1Darnach sah ich vier Engel an den vier Ecken der Erde stehen, die hielten die vier Winde der Erde, damit kein Wind wehe über die Erde noch über das Meer noch über irgend einen Baum. (Dan. 7,2) 2Und ich sah einen andern Engel vom Sonnenaufgang heraufsteigen, der hatte das Siegel des lebendigen Gottes; und er rief mit lauter Stimme den vier Engeln zu, welchen Macht gegeben war, die Erde und das Meer zu schädigen, 3und sprach: Schädiget die Erde nicht, noch das Meer noch die Bäume, bis wir die Knechte unsres Gottes auf ihren Stirnen versiegelt haben! (Offenb. 9,4; Hesek. 9,4; Hesek. 9,6)

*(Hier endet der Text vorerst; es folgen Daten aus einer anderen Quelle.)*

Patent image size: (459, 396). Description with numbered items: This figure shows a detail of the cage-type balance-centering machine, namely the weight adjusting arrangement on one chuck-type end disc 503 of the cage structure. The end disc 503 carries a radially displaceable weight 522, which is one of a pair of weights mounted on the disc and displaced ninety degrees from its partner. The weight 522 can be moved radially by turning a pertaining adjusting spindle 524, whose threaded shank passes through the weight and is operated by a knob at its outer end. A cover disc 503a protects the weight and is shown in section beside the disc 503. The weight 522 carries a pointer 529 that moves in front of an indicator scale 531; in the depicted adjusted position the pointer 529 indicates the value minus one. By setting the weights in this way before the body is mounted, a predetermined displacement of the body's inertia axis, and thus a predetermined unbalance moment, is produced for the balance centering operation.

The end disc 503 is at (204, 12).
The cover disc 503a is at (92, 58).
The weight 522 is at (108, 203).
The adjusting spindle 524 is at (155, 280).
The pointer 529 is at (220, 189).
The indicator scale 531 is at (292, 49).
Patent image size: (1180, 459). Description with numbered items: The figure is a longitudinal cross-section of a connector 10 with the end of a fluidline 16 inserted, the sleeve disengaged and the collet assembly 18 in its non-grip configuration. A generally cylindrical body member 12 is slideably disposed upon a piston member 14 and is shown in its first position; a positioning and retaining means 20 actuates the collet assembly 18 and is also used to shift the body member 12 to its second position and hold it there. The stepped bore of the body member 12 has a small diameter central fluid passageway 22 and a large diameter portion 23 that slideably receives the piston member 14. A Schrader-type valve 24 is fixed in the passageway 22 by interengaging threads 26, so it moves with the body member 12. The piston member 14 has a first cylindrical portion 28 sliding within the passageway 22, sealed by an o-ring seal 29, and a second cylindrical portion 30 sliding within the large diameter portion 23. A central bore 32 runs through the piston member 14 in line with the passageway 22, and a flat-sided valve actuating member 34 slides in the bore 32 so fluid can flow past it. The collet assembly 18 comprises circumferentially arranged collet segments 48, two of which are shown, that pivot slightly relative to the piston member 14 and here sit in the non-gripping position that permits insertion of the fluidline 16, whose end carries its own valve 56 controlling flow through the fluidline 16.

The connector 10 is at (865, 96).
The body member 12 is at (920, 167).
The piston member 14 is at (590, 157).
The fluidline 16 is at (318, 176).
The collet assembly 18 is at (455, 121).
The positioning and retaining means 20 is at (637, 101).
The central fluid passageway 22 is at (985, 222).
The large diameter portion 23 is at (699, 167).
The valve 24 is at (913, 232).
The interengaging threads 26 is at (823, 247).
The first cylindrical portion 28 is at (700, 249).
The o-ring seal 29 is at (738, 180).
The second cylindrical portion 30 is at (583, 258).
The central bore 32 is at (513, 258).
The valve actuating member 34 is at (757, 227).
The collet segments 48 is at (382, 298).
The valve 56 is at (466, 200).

4Und ich hörte die Zahl der Versiegelten: Hundertvierundvierzigtausend Versiegelte, aus allen Stämmen der Kinder Israel. (Offenb. 14,1; Offenb. 14,3) 5Aus dem Stamm Juda zwölftausend Versiegelte; aus dem Stamm Ruben zwölftausend; aus dem Stamm Gad zwölftausend; 6aus dem Stamm Asser zwölftausend; aus dem Stamm Naphtali zwölftausend; aus dem Stamm Manasse zwölftausend; 7aus dem Stamm Simeon zwölftausend; aus dem Stamm Levi zwölftausend; aus dem Stamm Issaschar zwölftausend; 8aus dem Stamm Sebulon zwölftausend; aus dem Stamm Joseph zwölftausend; aus dem Stamm Benjamin zwölftausend Versiegelte.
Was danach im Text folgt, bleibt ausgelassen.